Un comité parlementaire composé de 12 députés doit entreprendre au cours des prochaines semaines des consultations sur les options qui pourraient être soumises au Parlement pour modifier le mode de scrutin plus tard cet automne. En campagne électorale, les libéraux de Justin Trudeau ont certifié que l'élection de 2015 serait la dernière organisée en vertu du mode de scrutin majoritaire uninominal à un tour.

Récemment, le ministre des Institutions démocratiques, Maryam Monsef, a mis de l'eau dans son vin renonçant à l'idée que les libéraux détiennent la majorité au sein du comité parlementaire. Elle a aussi accepté de donner au Bloc québécois et au Parti vert un droit de vote au sein du comité - une option qui avait été rejetée au début.

Mme Monsef a aussi exhorté les 338 députés de la Chambre des communes à organiser des consultations dans leur circonscription respective durant l'été.

Essentiellement, trois options sont sur la table pour réformer le mode de scrutin: un vote préférentiel (les électeurs doivent voter en indiquant les candidats en ordre de préférence), un vote proportionnel (un parti politique obtiendrait un nombre de sièges aux Communes correspondant aux suffrages obtenus le jour du scrutin) et le statu quo (vote uninominal à un tour).

« Présentement, 338 députés vont faire des consultations. Bien oui, les 183 libéraux vont revenir et dire que les gens veulent la préférentielle. Ensuite, les 99 conservateurs vont dire qu'ils n'en veulent pas. Les 44 députés du NPD vont dire qu'il faut une proportionnelle. Tout cela est de la foutaise. C'est de la foutaise, toutes ces consultations », a lancé M. Thériault dans une entrevue à La Presse.
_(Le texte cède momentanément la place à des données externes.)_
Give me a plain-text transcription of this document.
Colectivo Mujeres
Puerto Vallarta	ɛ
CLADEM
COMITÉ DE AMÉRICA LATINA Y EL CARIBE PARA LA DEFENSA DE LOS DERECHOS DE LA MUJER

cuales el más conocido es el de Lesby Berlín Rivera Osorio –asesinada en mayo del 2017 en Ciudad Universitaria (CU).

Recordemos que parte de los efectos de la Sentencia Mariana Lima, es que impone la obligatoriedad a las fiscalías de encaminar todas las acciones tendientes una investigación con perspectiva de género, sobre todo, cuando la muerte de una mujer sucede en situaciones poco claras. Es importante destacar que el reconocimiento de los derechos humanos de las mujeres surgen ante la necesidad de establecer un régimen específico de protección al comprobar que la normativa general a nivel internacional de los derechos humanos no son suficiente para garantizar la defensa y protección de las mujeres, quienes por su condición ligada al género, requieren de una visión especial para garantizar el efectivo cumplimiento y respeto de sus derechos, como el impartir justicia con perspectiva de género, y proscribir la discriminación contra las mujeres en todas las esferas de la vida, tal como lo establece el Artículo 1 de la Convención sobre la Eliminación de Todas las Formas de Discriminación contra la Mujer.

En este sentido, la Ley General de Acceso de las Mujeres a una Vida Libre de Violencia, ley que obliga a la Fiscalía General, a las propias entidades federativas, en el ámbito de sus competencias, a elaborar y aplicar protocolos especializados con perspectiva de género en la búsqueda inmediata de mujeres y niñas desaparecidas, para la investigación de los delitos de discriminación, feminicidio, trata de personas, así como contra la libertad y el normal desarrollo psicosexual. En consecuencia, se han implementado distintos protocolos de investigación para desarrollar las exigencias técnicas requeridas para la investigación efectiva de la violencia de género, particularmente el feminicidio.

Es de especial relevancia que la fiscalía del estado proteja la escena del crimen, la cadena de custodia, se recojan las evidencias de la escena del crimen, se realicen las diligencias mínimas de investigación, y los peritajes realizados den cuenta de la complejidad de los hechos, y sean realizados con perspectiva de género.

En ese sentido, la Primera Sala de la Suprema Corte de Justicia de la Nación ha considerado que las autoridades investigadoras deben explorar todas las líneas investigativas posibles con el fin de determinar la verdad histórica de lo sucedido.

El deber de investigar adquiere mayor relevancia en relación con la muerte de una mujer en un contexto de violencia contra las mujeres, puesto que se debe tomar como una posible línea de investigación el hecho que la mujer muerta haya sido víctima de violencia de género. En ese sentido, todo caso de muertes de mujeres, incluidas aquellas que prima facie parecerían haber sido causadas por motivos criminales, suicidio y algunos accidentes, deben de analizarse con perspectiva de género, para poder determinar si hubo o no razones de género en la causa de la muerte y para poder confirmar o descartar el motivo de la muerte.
Pour rendre cet exercice légitime, M. Thériault estime que la population doit se prononcer lors d'un référendum - une position défendue aussi par le Parti conservateur.

« Dans ce débat, je veux que la population tranche la question. Je veux qu'elle soit partie prenante de la démarche. Pourquoi veut-on changer le système? On invoque le cynisme, la désaffection, le manque de participation citoyenne. On veut que la pluralité des voix qui s'expriment dans un débat démocratique dans la société au Canada puisse se retrouver au Parlement. Ce sont les raisons pour lesquelles on veut une réforme.  Mais si tu ne mets pas la population dans le coup, ça va rester un débat d'experts et de partis politiques. Si on veut que les gens retrouvent une confiance envers leurs institutions démocratiques, il faut qu'ils soient partie prenante », a-t-il affirmé.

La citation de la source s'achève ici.